この写真は、今でも部屋の一番良く見える場所に飾ってある。その隣には、結婚式の写真と、息子の産まれた時の写真、家族で初めてお花見した時の写真。この子が物心つくようになれば、初瀬さんを三人目のお祖父ちゃんだと思うかもしれない。
「母さんー!広樹頼むねー!」
私は三年勤めた都心の会社を辞めた後、実家近くの会社に再就職した。元々地元に帰りたい気持ちはあった。それでもあの頃、私の中の頑ななイメージが、それを良しとしなかった。周りと同じように、都会でもまれて高給を取ることこそが一番だと言い聞かせていた。
自分に素直になった結果、選びとった再出発は、
「なに、今日からなの?」
「言わなかった?産休終わるって」
「聞いてな…あらら、泣いてる」
「ごはんとミルクは終わってる!まだ寝足りないのかも!じゃ、行ってきまーす!」
カラリと清々しい初夏のいなか道。

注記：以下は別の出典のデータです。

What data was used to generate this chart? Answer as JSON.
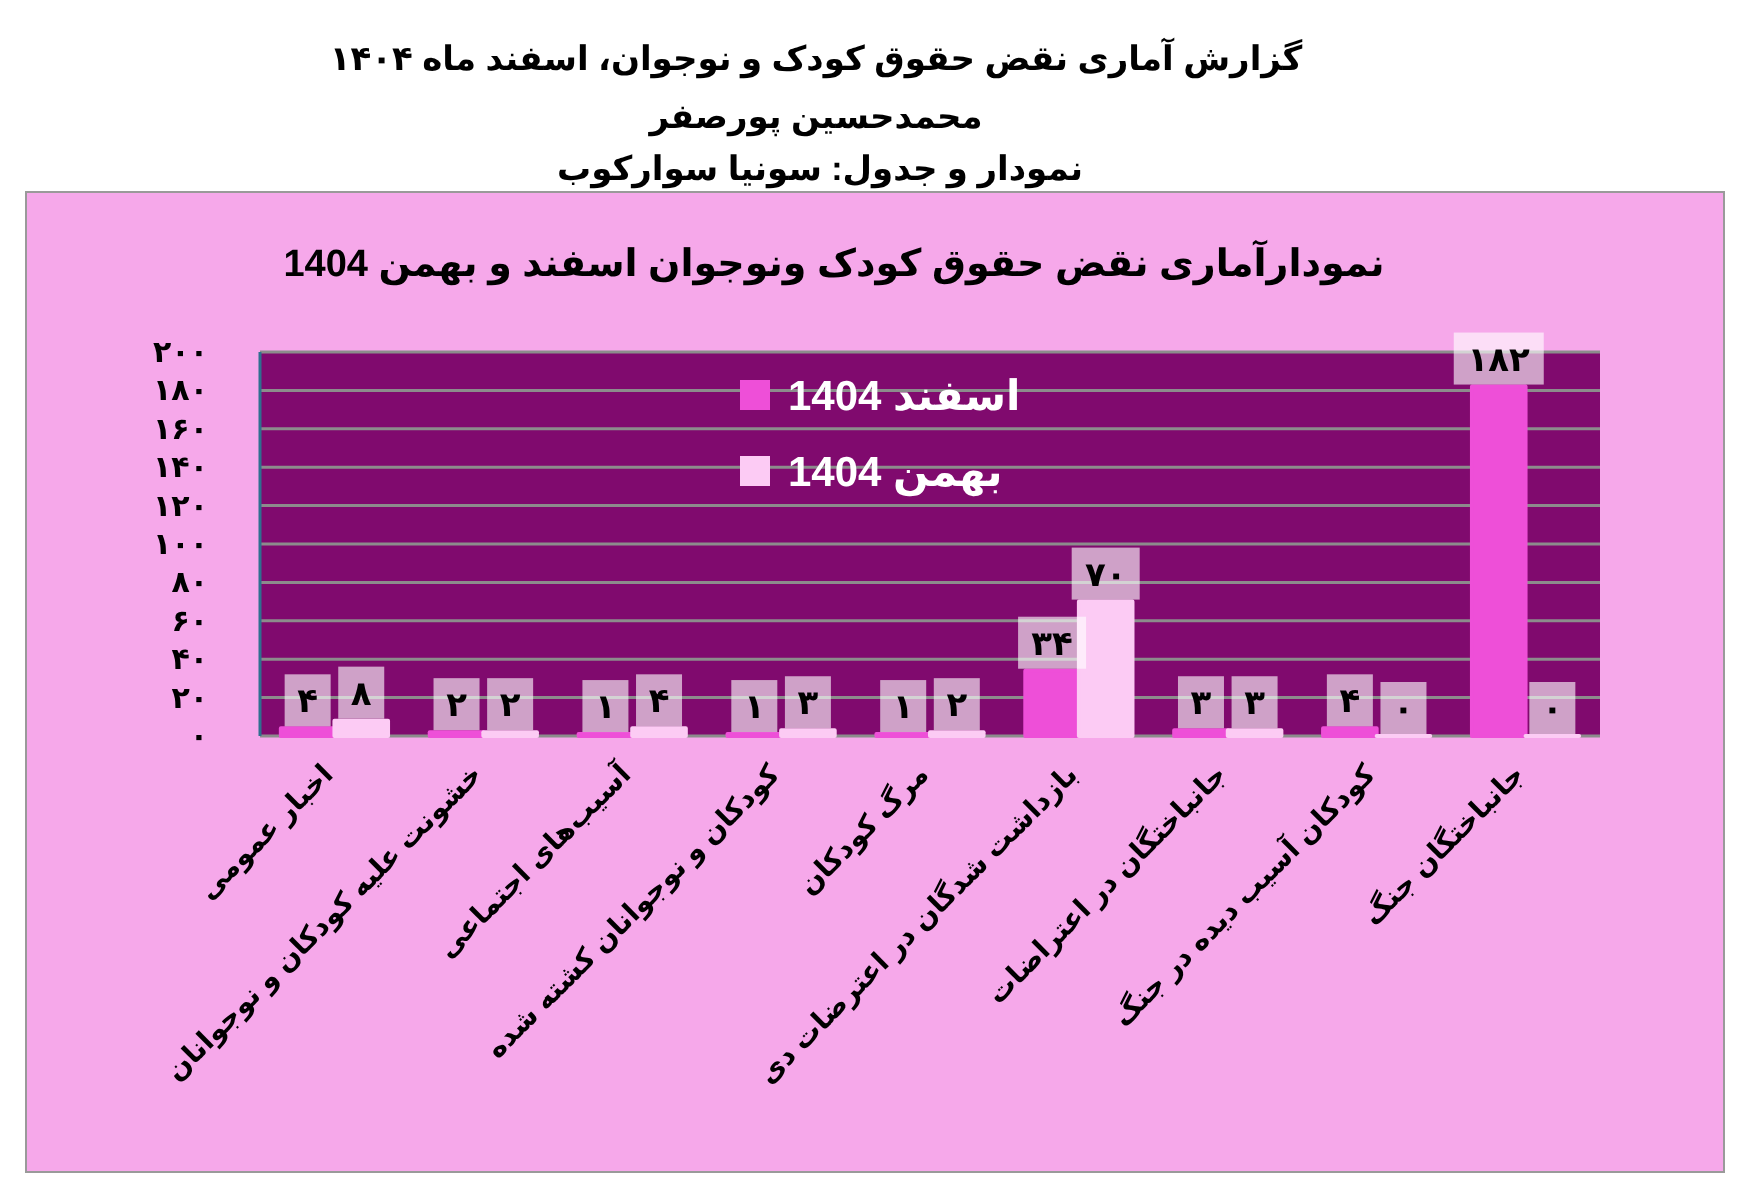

私にとっての好きな花は、家族だったのだ。
「おはようございます!」
「おはようございます」
踏みしめたペダルが軽快に止まる。ピタリと重なる夫妻の挨拶。雫を飾る彩の溌剌、揺れて輝き、きらめく。
「お仕事、今日からですかな?」
「はい!また頑張ります」
「お休みになったら、広樹くんも連れておいでなさい」
「そうね、この前よりもたくさん咲きましたから、今度はご主人も」
「はい、お邪魔します!それじゃ、行ってきます」
「いってらっしゃい!」
初瀬さんと出会わなければ、私は今、どうしていただろう。あの会社で淡々とこなすだけの毎日を、まだ過ごしていただろうか。いや、そもそも就職できたかも怪しい。
そして最後まで、塀からのぞく掌。今日からまた、忙しくなる。